Bhaktapur Bhadgaon, also known as Bhaktapur, stood the capital of Nepal Valley once during the olden days. And today it is a treasure home of medieval arts and architectures. According to a legend this city was founded in 889 A.D. by late King Anand Deb who belonged to the famous Lichhabi dynasty. The whole city takes the relevant shape of a ‘Khat-Kon’ or David’s Star. Bhaktapur signifies the “City of Devotees”, with the sole majority of Hindus. The urban sector covers an area of 4 square miles. Pottery plus weaving form its traditional industries. They make the best yogurt of the kingdom; so it is known as ‘juju dhou’ or ‘king curd.’ Nowadays numerous cottage factories produce masks and wooden handicrafts as well. Bhaktapur is 13 kilometers direct east of Kathmandu and is accessible by public taxi vehicles including the bus, mini-bus, trolley-bus, cab and auto-rickshaw.
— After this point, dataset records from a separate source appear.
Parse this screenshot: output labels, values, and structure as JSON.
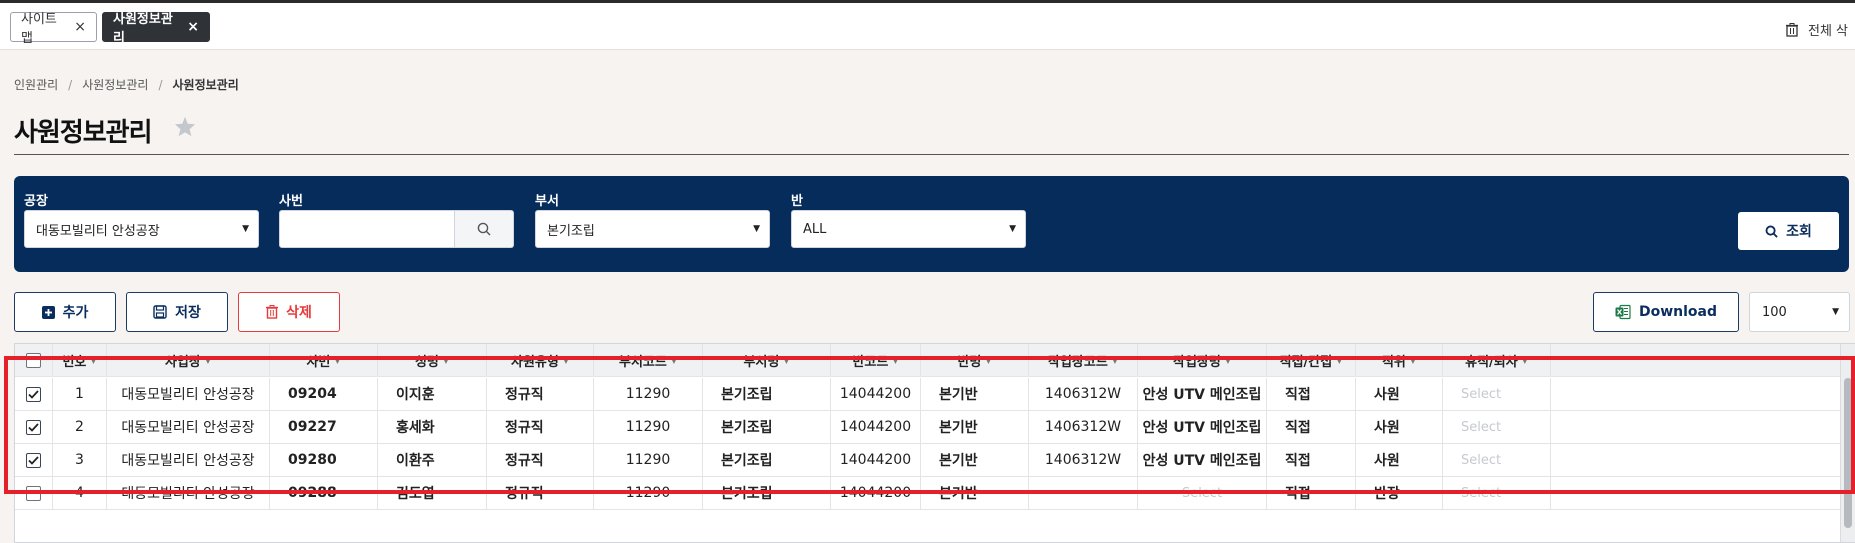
{
  "tabs": [
    {
      "label": "사이트맵",
      "close": "×"
    },
    {
      "label": "사원정보관리",
      "close": "×"
    }
  ],
  "header_actions": {
    "delete_all": "전체 삭"
  },
  "breadcrumb": [
    "인원관리",
    "사원정보관리",
    "사원정보관리"
  ],
  "breadcrumb_sep": "/",
  "page_title": "사원정보관리",
  "filters": {
    "factory": {
      "label": "공장",
      "value": "대동모빌리티 안성공장"
    },
    "emp_no": {
      "label": "사번",
      "value": ""
    },
    "department": {
      "label": "부서",
      "value": "본기조립"
    },
    "team": {
      "label": "반",
      "value": "ALL"
    },
    "query_label": "조회"
  },
  "actions": {
    "add": "추가",
    "save": "저장",
    "delete": "삭제",
    "download": "Download",
    "page_size": "100"
  },
  "grid": {
    "columns": [
      "번호",
      "사업장",
      "사번",
      "성명",
      "사원유형",
      "부서코드",
      "부서명",
      "반코드",
      "반명",
      "작업장코드",
      "작업장명",
      "직접/간접",
      "직위",
      "휴직/퇴사"
    ],
    "rows": [
      {
        "checked": true,
        "cells": [
          "1",
          "대동모빌리티 안성공장",
          "09204",
          "이지훈",
          "정규직",
          "11290",
          "본기조립",
          "14044200",
          "본기반",
          "1406312W",
          "안성 UTV 메인조립",
          "직접",
          "사원",
          "Select"
        ]
      },
      {
        "checked": true,
        "cells": [
          "2",
          "대동모빌리티 안성공장",
          "09227",
          "홍세화",
          "정규직",
          "11290",
          "본기조립",
          "14044200",
          "본기반",
          "1406312W",
          "안성 UTV 메인조립",
          "직접",
          "사원",
          "Select"
        ]
      },
      {
        "checked": true,
        "cells": [
          "3",
          "대동모빌리티 안성공장",
          "09280",
          "이환주",
          "정규직",
          "11290",
          "본기조립",
          "14044200",
          "본기반",
          "1406312W",
          "안성 UTV 메인조립",
          "직접",
          "사원",
          "Select"
        ]
      },
      {
        "checked": false,
        "cells": [
          "4",
          "대동모빌리티 안성공장",
          "09288",
          "김도엽",
          "정규직",
          "11290",
          "본기조립",
          "14044200",
          "본기반",
          "",
          "Select",
          "직접",
          "반장",
          "Select"
        ]
      }
    ]
  },
  "colors": {
    "panel": "#062c5b",
    "accent": "#0a2d5e",
    "danger": "#e53b3b",
    "highlight": "#e4202a",
    "excel": "#1d7a45"
  }
}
Bhaktapur, literally the city of Devotees’, is renowned for its elegant art, fabulous culture, colorful festivals, traditional dances and the typical Newar life style. Tourists visiting Nepal feel their visit incomplete unless they get a mesmerizing glimpse of this ancient city of culture. Old dances and festival are still observed by the locals with the same fervor and enthusiasm as their ancestors did in the past. King Yarsh Mall (15th century) heavily fortified this city. The Hindus and the Buddhists have coexisted in harmony and drawn inspirations from each other through the ages. Bhaktapur is predominantly comprised of the peasantry, painting, carving, masonry, bronze casting, jewelry; pottery, etc are other traditional enterprises still existing. Monuments and artistic carvings on wood, stone and metals are strewn all over the historical core of the city. Alleys and narrow and zigzagged lanes lead you to see the Environment of Newar medieval settlements.
Further to the north-east of Toumadhi Square is another interesting locality called Datta-Traya Square. In fact this is the second important urban spot of Bhadgaon. The Datta-Traya Temple also built by late King Vupatindra Malla in the 17th century is a famous pagoda carrying an amusing history. This is a wooden temple facing west; it is believed that the timber used for its relevant construction was sawed out of a single tree. So you can imagine how big the tree must have been. The square has been nomenclatures from the name of the Deity itself. The three-storied temple is dedicated to the three-headed Deity of the orthodox Hindus. It symbolizes the divine triad, a mere combination of Brahma (the Creator), Bishnu (the Preserver) and Maheshwor (the Destroyer). The square as a whole can be regarded as a marvelous gallery of intricate wood carvings. One can smell environments of medieval period around the square. In the periphery of the temple, you can also see monasteries, Vimsen Temple and a platform. There are a couple of handicraft quarters around where watching the skills of the carvers is a sheer joy. The Pujari-Math Temple has the renowned Peacock Window in the lane side facing the cardinal direction of east. It is a pure wooden structure, a master-piece indeed. Apart from these, there exist two special museums-the Metal Craft Museum and the Wood Craft Museum.
It is Listed in the world cultural heritage, it is also a scenic spot situated at the altitude of about 1700, 4 km to the north of Bhaktapur. The temple is believed to be the oldest of all the temples of Nepal. It is said to have built by king Hari Datta Verma in 323 A.D. And most Authentic inscription locates in the precinct of changu Narayan is dated 464 AD. And it is accredited to the King Lichavi King Mandeva.